Charities  opt  to self-regulate
    after kidney foundation scandal

 
  Agence France Presse
September 25, 2005
SINGAPORE


SINGAPORE'S charities have agreed to make their operations more transparent in the wake of a scandal over the city-state's largest fund-raising institution, a report said Sunday, Sept 25.

But some 300 charity chiefs, following a meeting with top government officials, said the issue of whether to reveal the salaries of their top executives should be left up to individual organisations, according to the Sunday Times.

"We decided that this was something best left to the voluntary welfare organisations to manage because it is both a human resource issue and a communication issue with the donor," the Sunday Times quoted Minister for Community Development, Youth and Sports Vivian Balakrishnan as saying.

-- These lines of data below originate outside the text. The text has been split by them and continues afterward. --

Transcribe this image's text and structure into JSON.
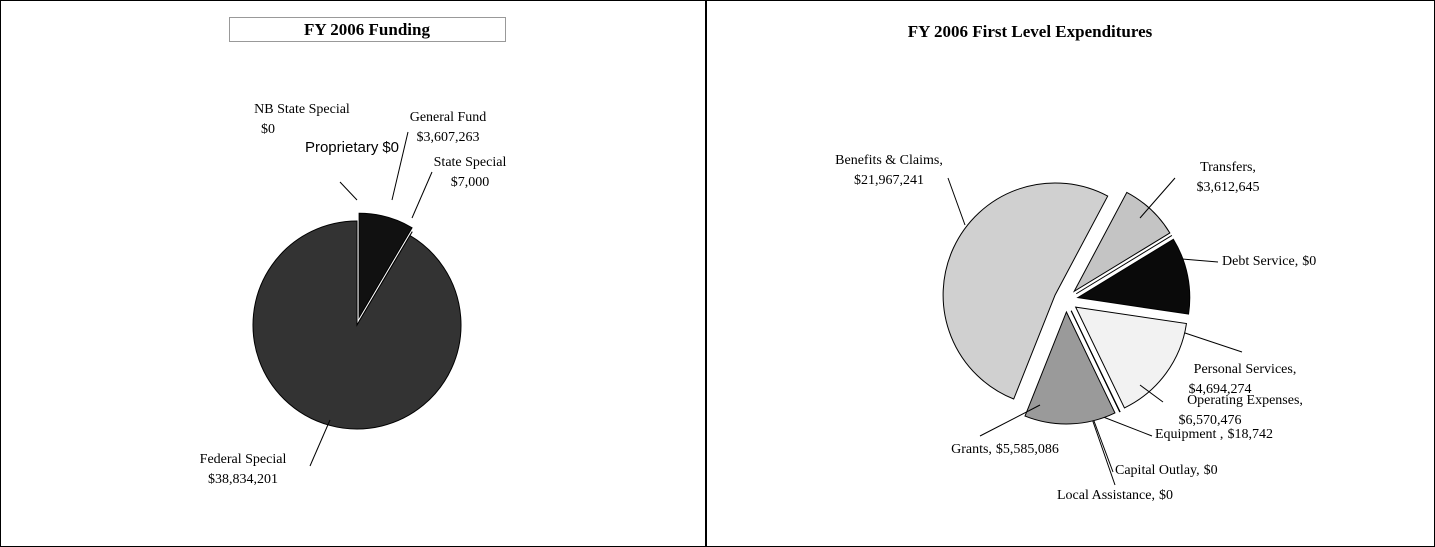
{
  "chart_data": [
    {
      "type": "pie",
      "title": "FY 2006 Funding",
      "categories": [
        "General Fund",
        "State Special",
        "Federal Special",
        "NB State Special",
        "Proprietary"
      ],
      "values": [
        3607263,
        7000,
        38834201,
        0,
        0
      ],
      "value_labels": [
        "$3,607,263",
        "$7,000",
        "$38,834,201",
        "$0",
        "$0"
      ],
      "colors": [
        "#111111",
        "#333333",
        "#333333",
        "#333333",
        "#333333"
      ]
    },
    {
      "type": "pie",
      "title": "FY 2006 First Level Expenditures",
      "categories": [
        "Transfers,",
        "Debt Service,",
        "Personal Services,",
        "Operating Expenses,",
        "Equipment ,",
        "Capital Outlay,",
        "Local Assistance,",
        "Grants,",
        "Benefits & Claims,"
      ],
      "values": [
        3612645,
        0,
        4694274,
        6570476,
        18742,
        0,
        0,
        5585086,
        21967241
      ],
      "value_labels": [
        "$3,612,645",
        "$0",
        "$4,694,274",
        "$6,570,476",
        "$18,742",
        "$0",
        "$0",
        "$5,585,086",
        "$21,967,241"
      ],
      "colors": [
        "#c4c4c4",
        "#888888",
        "#0a0a0a",
        "#f2f2f2",
        "#888888",
        "#888888",
        "#888888",
        "#9a9a9a",
        "#d0d0d0"
      ]
    }
  ]
}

The difficulties in recruiting able board members and staff and the desire for less bureaucracy when reporting to government agencies were cited as the main reasons for the decision.

The call for charities to reveal the salaries of their top officials comes after a scandal over the National Kidney Foundation, whose management resigned en masse following a public furore over how donor money was being spent.

The controversy included startling revelations that its chief executive T.T Durai was being paid S$600,000 (US$350,000) a year, as well as given first-class air travel and upkeep for his Mercedes car.

A subsequent community outcry forced the wife of former prime minister Goh Chok Tong to step down as patron of the foundation, while Durai is now the subject of an investigation by financial crime watchdogs.

A separate inquiry into the management and finances of yet another charity, this one looking after blind Singaporeans, was launched earlier this month, but social workers said it was not comparable in scale to the kidney foundation case.

Aside from the salary issue, the charities also agreed during the meeting on the need to improve disclosure and accountability to their donors.

Balakrishnan said the government would look into simplifying the procedures needed for charities to report to the respective agencies by reducing the amount of paperwork needed to do so.